Summing up the planned concert, one word could be used: the clash. First and foremost, it will be a clash of artistic personalities, extremely different from each other, but just as highly individual. On the other hand, however, the program, consisting of three piano concertos representing individual styles and aesthetics far from each other, will show the diversity of this genre in Polish musical literature from the times of oppression of Polish culture through the corset of 'socialist realism' to compositions created in recent years, at a time when musical creativity is basically limited only by the composer's imagination. At this point, however, it must be emphasised that the compositions of Wojciech Kilar and Zygmunt Krauze are today at the forefront of a short list of those works which are being actively employed in current concert activity.
Let us begin, however, with Serocki’s concerto, in the context of which the idea of combining Romantic expression with neo-classical formal assumptions characteristic of the musical culture of the time recurs. This work was shrouded in controversy. Firstly, from the point of view of the author of these words, one cannot agree at all with the opinion of Zofia Lissa, who did not find the emotional and ideological content in this work, as cited by Iwona Lindstedt. The Romantic trait can be seen here in a convention, which is admittedly very indefinite and alludes to the 19th-century understanding of music as a fantastic language, but which gives the performers a wide range of interpretative possibilities. The echoes of various chapters of 19th-century European musical history that can be heard in the melody, harmonics and phrase shaping, not excluding, of course, Chopin's oeuvre, are not limited solely to virtuosity. They fit into the concept of the genre of the piano concerto as absolute music, at the same time attesting to the current pre-1956 problems of Polish musical culture. In this respect, it is worth pointing out, for example, the numerous references to folklore that clearly emerge from the concerto's score. Serocki himself withdrew his work, but today interest in this composition is returning - as evidenced by a disc performed by Adam Wodnicki and the Polish Radio National Symphony Orchestra under Tadeusz Wojciechowski.

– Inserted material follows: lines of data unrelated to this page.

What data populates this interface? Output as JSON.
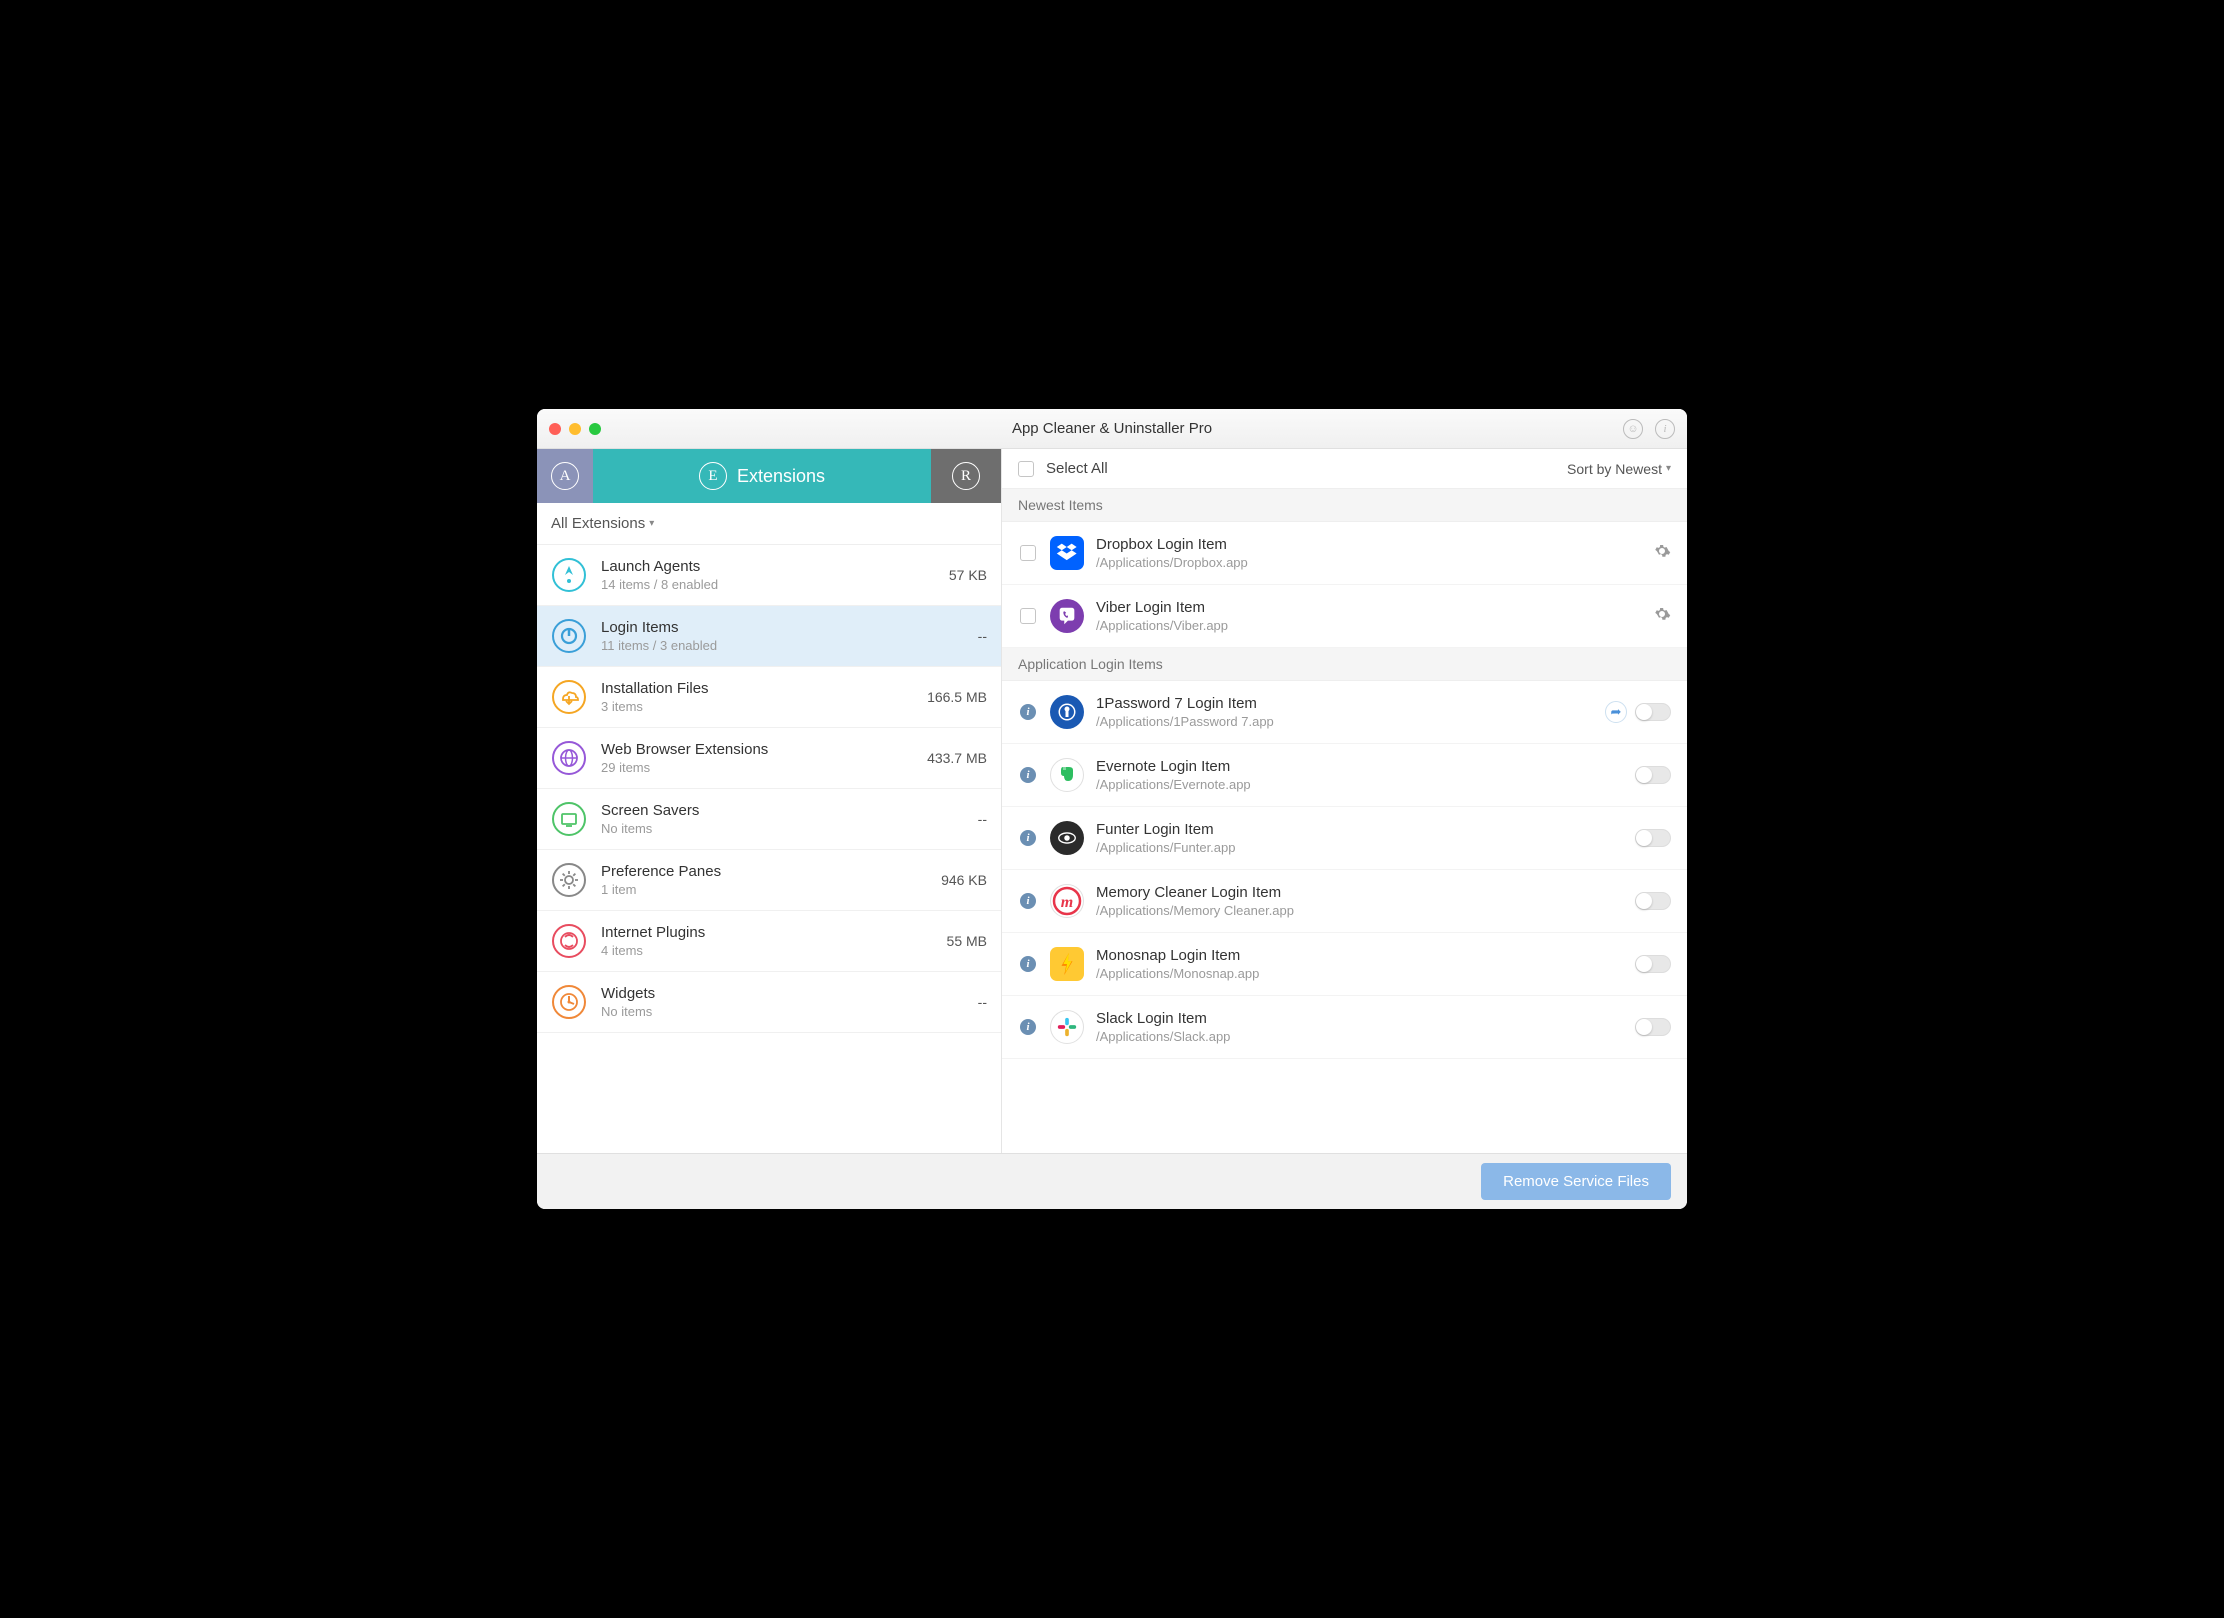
{
  "window": {
    "title": "App Cleaner & Uninstaller Pro"
  },
  "tabs": {
    "extensions_label": "Extensions"
  },
  "filter": {
    "label": "All Extensions"
  },
  "categories": [
    {
      "title": "Launch Agents",
      "sub": "14 items / 8 enabled",
      "size": "57 KB",
      "color": "#31c0d6",
      "selected": false,
      "icon": "rocket"
    },
    {
      "title": "Login Items",
      "sub": "11 items / 3 enabled",
      "size": "--",
      "color": "#3a9fd8",
      "selected": true,
      "icon": "power"
    },
    {
      "title": "Installation Files",
      "sub": "3 items",
      "size": "166.5 MB",
      "color": "#f5a623",
      "selected": false,
      "icon": "cloud"
    },
    {
      "title": "Web Browser Extensions",
      "sub": "29 items",
      "size": "433.7 MB",
      "color": "#9658d8",
      "selected": false,
      "icon": "globe"
    },
    {
      "title": "Screen Savers",
      "sub": "No items",
      "size": "--",
      "color": "#4ec468",
      "selected": false,
      "icon": "screen"
    },
    {
      "title": "Preference Panes",
      "sub": "1 item",
      "size": "946 KB",
      "color": "#888888",
      "selected": false,
      "icon": "gear"
    },
    {
      "title": "Internet Plugins",
      "sub": "4 items",
      "size": "55 MB",
      "color": "#e84c5f",
      "selected": false,
      "icon": "plugin"
    },
    {
      "title": "Widgets",
      "sub": "No items",
      "size": "--",
      "color": "#f08838",
      "selected": false,
      "icon": "widget"
    }
  ],
  "topbar": {
    "select_all": "Select All",
    "sort": "Sort by Newest"
  },
  "sections": [
    {
      "header": "Newest Items",
      "type": "checkbox",
      "items": [
        {
          "title": "Dropbox Login Item",
          "path": "/Applications/Dropbox.app",
          "icon_bg": "#0062ff",
          "icon_glyph": "dropbox"
        },
        {
          "title": "Viber Login Item",
          "path": "/Applications/Viber.app",
          "icon_bg": "#7d3daf",
          "icon_glyph": "viber"
        }
      ]
    },
    {
      "header": "Application Login Items",
      "type": "toggle",
      "items": [
        {
          "title": "1Password 7 Login Item",
          "path": "/Applications/1Password 7.app",
          "icon_bg": "#1a59b3",
          "icon_glyph": "1p",
          "share": true
        },
        {
          "title": "Evernote Login Item",
          "path": "/Applications/Evernote.app",
          "icon_bg": "#ffffff",
          "icon_glyph": "evernote"
        },
        {
          "title": "Funter Login Item",
          "path": "/Applications/Funter.app",
          "icon_bg": "#2b2b2b",
          "icon_glyph": "eye"
        },
        {
          "title": "Memory Cleaner Login Item",
          "path": "/Applications/Memory Cleaner.app",
          "icon_bg": "#ffffff",
          "icon_glyph": "m"
        },
        {
          "title": "Monosnap Login Item",
          "path": "/Applications/Monosnap.app",
          "icon_bg": "#ffc933",
          "icon_glyph": "bolt"
        },
        {
          "title": "Slack Login Item",
          "path": "/Applications/Slack.app",
          "icon_bg": "#ffffff",
          "icon_glyph": "slack"
        }
      ]
    }
  ],
  "footer": {
    "remove_button": "Remove Service Files"
  }
}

A few more words about the concertos by Kilar and Krauze.... The expression of both of them goes beyond the concept of absolute music in perception, but this is due to completely different reasons in the case of both authors. Although Kilar declared that his music does not carry extra-musical content, revealing that the Second Piano Concerto was written during the composer's reflection on the 2010 Smolensk catastrophe and the clear references to church music and native folklore, characteristic of this author's minimalist compositional language, trigger a completely different aesthetic experience in the audience. On the other hand, Zygmunt Krauze's ‘Fragments of Memory’ is intended, according to the composer himself, to be an overt expression of discontent with the realities of the contemporary world, full of injustice and inequality between people, as is the case on every continent, in every country's villages and towns; to express pain, yet without aggression, and hope that good times will come. In Piano Concerto No. 3, Zygmunt Krauze referred to the performative aspect in order to make it more comprehensible to the public.